Elle me goinfre le périscope, d’emblée. « Bats-moi avec, qu’elle supplie ! » Et tu me vois en train de lui filer des coups de gourdin en bidoche sur les noix ! Les jeux de l’amour et du lézard ! Pan ! pan ! mimiches ! Connasse ! Foutriquette ! Bavure ! Je l’engonce prompto du mandrin. Illico dans le petit borgne, puisqu’elle prétend aimer ça. Le caniche glabre qui assiste à l’emplâtrage se met à japper comme un malade.
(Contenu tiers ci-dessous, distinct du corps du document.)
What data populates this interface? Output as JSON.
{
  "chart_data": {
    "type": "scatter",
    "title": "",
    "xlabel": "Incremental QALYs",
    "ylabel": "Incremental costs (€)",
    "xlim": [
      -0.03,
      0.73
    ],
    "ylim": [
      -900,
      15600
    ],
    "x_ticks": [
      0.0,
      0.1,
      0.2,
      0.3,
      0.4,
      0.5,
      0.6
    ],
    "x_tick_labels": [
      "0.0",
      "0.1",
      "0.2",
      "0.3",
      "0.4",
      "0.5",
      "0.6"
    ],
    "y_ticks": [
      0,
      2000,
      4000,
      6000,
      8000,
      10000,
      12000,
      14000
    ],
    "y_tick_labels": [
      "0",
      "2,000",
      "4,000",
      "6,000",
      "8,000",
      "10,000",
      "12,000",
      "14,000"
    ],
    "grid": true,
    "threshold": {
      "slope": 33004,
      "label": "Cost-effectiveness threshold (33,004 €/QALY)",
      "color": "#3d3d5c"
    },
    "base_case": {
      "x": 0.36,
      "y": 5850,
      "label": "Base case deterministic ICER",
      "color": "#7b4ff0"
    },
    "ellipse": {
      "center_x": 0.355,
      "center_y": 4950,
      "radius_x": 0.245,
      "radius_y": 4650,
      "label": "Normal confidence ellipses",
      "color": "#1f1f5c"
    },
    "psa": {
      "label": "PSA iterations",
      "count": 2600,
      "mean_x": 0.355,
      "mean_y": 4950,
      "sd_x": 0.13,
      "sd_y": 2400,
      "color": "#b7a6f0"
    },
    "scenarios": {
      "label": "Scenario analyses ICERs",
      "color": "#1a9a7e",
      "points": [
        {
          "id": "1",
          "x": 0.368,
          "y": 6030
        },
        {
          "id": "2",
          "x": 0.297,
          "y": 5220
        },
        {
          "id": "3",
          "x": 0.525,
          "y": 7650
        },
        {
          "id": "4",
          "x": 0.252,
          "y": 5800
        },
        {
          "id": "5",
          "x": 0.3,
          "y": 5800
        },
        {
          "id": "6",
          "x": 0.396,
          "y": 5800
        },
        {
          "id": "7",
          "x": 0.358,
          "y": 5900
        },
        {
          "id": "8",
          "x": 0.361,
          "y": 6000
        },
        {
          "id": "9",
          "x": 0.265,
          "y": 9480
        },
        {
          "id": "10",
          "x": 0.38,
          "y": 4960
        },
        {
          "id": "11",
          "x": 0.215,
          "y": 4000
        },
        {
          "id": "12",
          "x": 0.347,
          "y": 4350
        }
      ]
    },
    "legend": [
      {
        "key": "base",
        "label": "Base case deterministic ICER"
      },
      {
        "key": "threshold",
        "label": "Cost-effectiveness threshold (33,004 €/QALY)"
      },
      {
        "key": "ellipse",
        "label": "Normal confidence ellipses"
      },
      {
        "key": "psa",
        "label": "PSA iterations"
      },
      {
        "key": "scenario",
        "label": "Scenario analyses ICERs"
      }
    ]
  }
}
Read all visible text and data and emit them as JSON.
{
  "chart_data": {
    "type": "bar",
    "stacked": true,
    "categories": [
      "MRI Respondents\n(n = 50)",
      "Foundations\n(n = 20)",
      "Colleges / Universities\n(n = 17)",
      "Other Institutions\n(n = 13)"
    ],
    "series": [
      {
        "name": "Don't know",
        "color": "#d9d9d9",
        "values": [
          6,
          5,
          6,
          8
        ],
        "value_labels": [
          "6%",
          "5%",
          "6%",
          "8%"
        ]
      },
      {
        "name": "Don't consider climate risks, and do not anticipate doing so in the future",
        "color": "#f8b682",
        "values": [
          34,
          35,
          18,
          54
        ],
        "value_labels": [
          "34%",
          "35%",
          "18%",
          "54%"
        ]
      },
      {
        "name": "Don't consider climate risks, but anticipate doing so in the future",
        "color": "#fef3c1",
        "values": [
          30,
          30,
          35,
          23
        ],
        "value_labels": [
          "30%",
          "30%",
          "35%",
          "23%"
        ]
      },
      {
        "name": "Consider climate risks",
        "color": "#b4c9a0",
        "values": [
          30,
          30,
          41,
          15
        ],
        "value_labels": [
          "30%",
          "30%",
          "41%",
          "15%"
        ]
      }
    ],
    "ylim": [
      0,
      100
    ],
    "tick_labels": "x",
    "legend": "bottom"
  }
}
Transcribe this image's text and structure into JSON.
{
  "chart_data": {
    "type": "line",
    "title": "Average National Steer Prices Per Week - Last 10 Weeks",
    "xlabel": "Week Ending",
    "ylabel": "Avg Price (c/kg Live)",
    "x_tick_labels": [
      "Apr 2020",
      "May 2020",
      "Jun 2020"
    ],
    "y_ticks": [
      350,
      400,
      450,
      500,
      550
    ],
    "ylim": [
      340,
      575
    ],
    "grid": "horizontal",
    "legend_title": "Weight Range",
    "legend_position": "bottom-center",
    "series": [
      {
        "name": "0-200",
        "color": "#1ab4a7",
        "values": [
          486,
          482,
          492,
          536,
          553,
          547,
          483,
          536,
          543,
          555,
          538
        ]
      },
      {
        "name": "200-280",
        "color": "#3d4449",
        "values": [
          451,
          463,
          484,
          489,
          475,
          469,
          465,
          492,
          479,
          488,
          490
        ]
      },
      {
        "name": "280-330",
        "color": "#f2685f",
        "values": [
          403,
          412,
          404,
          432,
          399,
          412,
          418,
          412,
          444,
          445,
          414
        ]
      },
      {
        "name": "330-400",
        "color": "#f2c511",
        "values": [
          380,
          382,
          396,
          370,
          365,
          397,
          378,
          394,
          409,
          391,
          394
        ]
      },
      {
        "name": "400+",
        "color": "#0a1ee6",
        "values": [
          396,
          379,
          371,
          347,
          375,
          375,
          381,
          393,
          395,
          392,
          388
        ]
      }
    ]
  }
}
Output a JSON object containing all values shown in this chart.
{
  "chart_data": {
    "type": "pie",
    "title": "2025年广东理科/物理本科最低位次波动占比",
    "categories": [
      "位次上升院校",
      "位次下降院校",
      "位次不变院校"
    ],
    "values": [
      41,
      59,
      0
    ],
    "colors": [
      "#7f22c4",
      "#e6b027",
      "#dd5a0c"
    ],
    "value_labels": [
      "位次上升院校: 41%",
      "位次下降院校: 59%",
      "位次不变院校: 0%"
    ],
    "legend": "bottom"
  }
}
De quoi te faire dégoder ! Mme Renée ne tarde pas à surviendre, sévère derrière son face-à-main.
— Faites-moi taire cette bête, commissaire, elle admoneste ; on va croire que mon établissement donne dans la zoophilie !
— Ça vous ennuierait de me le garder un moment ? Il est doux comme un agneau ?
— Je déteste les chiens, elle répond.
Elle me mate, sévère. J’ai le Corona qui bat la mesure et ça finit par la faire sourire.
— Bon, parce que c’est vous, je vais le confier à Marinette.
Elle prend la laisse traînante et repart avec le tondu.
L’intermède a agacé le sensoriel de Paulette.
— Vite ! Vite ! elle me presse en actionnant du derche comme le tennisman accomplit des mouvements d’assouplissement en cours de match.
Je me dis qu’une nana en survoltage, tu peux lui poser n’importe quelle question, elle y répond sans barguigner.
Je demande :
— Je parie qu’Albert te fait tirer par ses potes, quelquefois ?
— Oui, c’est vrai ! halète la grenouille.
— Par plusieurs à la fois ?
— C’est arrivé, oui. Vite ! Allez, allez, remets-moi !
— Et t’aimes ça ?
— J’en raffole.
— C’est des voyous, ses aminches, hein ?
— Sûrement. Mais je t’en supplie : reviens ! J’y tiens plus.
— Et Albert aussi, c’est un gredin, non ?
— Je ne sais pas !
— Si, tu sais !
Brusquement, elle saute du lit, furibarde.
— Class, à la fin ! hurle-t-elle, à deux doigts de l’hystérie. Tu m’as payé à dîner et amenée ici pour me tirer, oui, mais les vers du nez, avoue ! T’es qu’un sale poulet de merde ; à preuve, la taulière t’appelle « Commissaire ».
Embêté, je regarde se dégonfler ma balise.
— Ton Albert, tu ferais mieux de le quitter pour aller tondre ailleurs, conseillé-je, tu risques de gros ennuis à travailler pour lui.
— C’est mes oignons !
— Non : c’est ton oignon ! Je t’aurai prévenue !
Je me ressape en vitesse et vais récupérer « Bayard ». Un talbin à Marinette la femme de chambre ; une gentille Alsaco dodue, aux yeux de porcelaine.
— Pourquoi vous l’avez complètement tondu, ce caniche ? demande la briqueuse de bidets.
— C’est parce qu’il aime voyager incognito, ma poule.
Je me dis qu’il est temps de le rendre à sa chère maîtresse. Ce ratage me rend furax. C’est charognard, les coups foirés ; ça te laisse un goût de gueule de bois dans la bouche et te colle de mauvais présages dans le cigare. Je continue de bandocher dans mes guenilles. Peut-être vais-je faire rebelote avec Laure. Les secondes tringlées sont souvent meilleures que les premières.